Sister Lloyd is quick to point out that the current view taken by most that these are victims dependent and powerless must be replaced with a vision of how these children have the courage to take control of their economic hardships, deprivations, and exploitation in positive ways so that they can remain together as family. It is this determination that became the motivation for Sister Lloyd to write this book.
All regions of the world are impacted by the enormity of the plight of these children. India, alone, is faced with 3,700,000 children orphaned. Statistics indicate that China has 2,300,000. Other countries around the world afflicted with the same dilemma bring the total orphaned children to over 16,000,000.
The book provides a broad selection of photos which depict bright-eyed children, resilient, with endurance and with promise, doing their best, struggling to stay together, taking the role of adults in caring for younger siblings.
Each chapter of the book offers suggestions for actions for the reader to take as members of a growing world community of concerned citizens. Comprehensive references with additional web links to organizations working with these children offer solutions which help insure that these children will survive, and will succeed.
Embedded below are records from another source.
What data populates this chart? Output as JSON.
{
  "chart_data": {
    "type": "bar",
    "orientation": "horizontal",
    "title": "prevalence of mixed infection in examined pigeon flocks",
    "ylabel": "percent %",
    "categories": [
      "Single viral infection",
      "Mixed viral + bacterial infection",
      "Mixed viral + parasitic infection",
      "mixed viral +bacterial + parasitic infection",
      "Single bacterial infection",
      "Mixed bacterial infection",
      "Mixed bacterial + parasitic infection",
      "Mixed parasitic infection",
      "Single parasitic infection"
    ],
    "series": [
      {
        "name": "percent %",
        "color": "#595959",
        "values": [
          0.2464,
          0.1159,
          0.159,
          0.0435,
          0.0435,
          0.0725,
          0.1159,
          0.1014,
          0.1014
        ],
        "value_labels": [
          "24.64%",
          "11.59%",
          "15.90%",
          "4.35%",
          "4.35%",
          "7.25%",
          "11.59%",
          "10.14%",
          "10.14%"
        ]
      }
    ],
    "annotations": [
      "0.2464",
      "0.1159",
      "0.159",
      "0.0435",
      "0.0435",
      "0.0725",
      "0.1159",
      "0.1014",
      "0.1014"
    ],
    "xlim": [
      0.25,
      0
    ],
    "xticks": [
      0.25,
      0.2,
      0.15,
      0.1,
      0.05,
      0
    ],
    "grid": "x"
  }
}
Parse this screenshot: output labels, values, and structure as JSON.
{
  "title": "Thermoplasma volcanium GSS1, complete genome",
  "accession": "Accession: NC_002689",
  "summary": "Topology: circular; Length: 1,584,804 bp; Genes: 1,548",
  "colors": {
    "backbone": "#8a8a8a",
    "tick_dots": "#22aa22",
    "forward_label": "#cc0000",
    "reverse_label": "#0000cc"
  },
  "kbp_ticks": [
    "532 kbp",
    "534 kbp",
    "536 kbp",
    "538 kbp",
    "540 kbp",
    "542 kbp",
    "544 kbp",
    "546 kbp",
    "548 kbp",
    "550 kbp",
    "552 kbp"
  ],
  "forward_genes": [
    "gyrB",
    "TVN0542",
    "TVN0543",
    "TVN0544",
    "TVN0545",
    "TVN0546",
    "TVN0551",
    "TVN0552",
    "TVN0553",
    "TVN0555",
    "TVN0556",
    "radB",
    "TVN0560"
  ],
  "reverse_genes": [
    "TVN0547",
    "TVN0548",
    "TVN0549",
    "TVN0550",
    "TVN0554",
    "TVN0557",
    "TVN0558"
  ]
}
Sister Mary Elizabeth opens her final chapter with a challenge for the reader to respond to Mother Teresa's call to action: "If I look at the masses, I will never act. If I look at the one, I will."
"Aids Orphans Rising" will grip your heart. The needs will linger in your consciousness long after you have read the final word and closed the covers of the book. Sister Mary Elizabeth Lloyd has presented the case for these children. Now it is up to us, the readers, to decide which suggested action steps we can take to help them succeed.